Initial network construction
The tunnel ran through bedrock several metres below the riverbed to the Saint Lawrence to the islands. (The islands themselves were artificially built, partially using dirt from the metro; île Sainte-Hélène from several smaller islands, île Notre-Dame from scratch.)
To build the tunnel under the channel between the islands and under the Saint Lawrence Seaway, the channels were dammed and the tunnels built in open cut. The work had to be done quickly to avoid ice damage during the winter.
A planned second intermediate station on île Notre-Dame would have experienced unsurmountable technical problems, so it was cancelled.
Line 4 entered service on 1 April 1967, but only for Expo employees; it was not opened to the public until 28 April 1967, just before Expo began. Huge numbers of people poured through Île-Sainte-Hélène metro (today Jean-Drapeau) to visit the exposition; the station was built specially to accommodate huge swarms of visitors at once.
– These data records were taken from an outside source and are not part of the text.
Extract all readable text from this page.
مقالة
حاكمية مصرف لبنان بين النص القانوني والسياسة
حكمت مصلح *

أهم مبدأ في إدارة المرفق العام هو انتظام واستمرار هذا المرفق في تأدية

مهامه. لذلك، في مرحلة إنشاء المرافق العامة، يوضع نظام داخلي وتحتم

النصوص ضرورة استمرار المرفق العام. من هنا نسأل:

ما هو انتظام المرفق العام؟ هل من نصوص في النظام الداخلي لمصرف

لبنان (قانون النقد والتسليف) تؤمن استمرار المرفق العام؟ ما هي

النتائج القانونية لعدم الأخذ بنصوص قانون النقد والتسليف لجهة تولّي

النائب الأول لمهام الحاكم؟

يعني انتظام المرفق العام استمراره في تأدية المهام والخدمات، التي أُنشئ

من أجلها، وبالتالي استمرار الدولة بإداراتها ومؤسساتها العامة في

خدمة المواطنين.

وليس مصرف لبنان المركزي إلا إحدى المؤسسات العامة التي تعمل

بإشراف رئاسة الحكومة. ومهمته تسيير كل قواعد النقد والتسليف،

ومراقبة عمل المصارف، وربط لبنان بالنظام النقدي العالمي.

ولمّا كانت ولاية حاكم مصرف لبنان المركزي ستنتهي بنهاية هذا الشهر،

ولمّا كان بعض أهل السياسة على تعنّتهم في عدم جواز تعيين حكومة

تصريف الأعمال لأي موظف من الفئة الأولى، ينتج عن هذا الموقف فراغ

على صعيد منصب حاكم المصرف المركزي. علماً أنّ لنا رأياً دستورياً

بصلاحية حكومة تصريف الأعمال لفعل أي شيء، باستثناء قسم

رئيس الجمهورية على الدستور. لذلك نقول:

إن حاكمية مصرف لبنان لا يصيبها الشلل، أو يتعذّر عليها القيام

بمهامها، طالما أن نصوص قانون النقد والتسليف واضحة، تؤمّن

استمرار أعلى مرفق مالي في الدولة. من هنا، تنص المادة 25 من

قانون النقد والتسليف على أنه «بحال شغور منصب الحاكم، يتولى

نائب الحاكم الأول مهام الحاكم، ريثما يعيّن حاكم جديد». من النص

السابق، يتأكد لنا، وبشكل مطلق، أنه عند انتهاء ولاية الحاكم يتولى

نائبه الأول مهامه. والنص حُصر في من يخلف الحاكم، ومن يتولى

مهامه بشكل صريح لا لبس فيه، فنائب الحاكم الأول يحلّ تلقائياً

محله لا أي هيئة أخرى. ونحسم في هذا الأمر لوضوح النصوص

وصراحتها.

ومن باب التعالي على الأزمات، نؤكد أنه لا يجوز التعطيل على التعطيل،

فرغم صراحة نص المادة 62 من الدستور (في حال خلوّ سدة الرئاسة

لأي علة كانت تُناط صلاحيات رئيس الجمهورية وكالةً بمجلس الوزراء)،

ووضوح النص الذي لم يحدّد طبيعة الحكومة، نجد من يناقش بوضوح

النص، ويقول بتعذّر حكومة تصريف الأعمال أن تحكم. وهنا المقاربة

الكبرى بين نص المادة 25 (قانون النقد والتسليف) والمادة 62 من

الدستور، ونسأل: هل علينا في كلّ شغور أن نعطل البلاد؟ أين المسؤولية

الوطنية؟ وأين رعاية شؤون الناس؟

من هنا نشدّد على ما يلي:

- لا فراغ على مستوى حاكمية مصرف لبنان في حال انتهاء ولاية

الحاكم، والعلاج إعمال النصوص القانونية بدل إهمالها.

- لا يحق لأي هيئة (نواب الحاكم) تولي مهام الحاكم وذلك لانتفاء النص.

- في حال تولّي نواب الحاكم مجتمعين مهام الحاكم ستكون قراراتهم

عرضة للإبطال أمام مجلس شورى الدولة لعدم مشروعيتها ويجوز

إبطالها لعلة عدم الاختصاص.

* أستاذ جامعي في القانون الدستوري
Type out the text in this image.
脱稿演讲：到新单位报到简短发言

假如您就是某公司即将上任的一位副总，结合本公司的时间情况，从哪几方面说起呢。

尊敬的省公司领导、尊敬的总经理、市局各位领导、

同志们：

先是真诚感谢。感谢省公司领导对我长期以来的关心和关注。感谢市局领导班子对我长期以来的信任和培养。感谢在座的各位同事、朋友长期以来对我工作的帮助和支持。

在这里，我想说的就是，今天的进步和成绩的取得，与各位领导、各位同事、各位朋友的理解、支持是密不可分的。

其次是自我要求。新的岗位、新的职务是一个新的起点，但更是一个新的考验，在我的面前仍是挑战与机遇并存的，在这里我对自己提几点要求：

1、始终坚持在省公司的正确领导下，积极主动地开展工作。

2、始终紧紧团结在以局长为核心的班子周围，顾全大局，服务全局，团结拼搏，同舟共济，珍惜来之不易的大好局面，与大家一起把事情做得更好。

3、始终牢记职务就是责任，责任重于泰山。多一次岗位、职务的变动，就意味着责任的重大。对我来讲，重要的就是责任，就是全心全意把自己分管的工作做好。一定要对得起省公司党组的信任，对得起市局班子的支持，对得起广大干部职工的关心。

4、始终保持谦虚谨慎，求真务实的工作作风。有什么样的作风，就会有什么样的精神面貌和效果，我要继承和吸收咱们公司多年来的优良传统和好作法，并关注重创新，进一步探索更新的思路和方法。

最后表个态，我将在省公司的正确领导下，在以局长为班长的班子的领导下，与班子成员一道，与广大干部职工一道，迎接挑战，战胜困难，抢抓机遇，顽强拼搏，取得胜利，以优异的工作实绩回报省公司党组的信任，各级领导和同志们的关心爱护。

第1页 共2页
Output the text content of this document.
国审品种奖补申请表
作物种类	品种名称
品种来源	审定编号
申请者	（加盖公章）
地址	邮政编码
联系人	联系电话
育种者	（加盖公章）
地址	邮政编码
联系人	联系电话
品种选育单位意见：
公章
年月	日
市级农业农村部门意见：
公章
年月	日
This line has never been extended.
Plans to extend this line into Longueuil are of long standing. The most recent, to bring it as far as cégep Édouard-Montpetit or to boul. Roland-Therrien, has not come to anything despite being classed as a "priority initiative" by the MTQ.
Neither has another idea to extend the Montreal end of the line to McGill metro to ease congestion on the corresponding section of the green line, nor the idea of building an infill station on this line in the Old Port.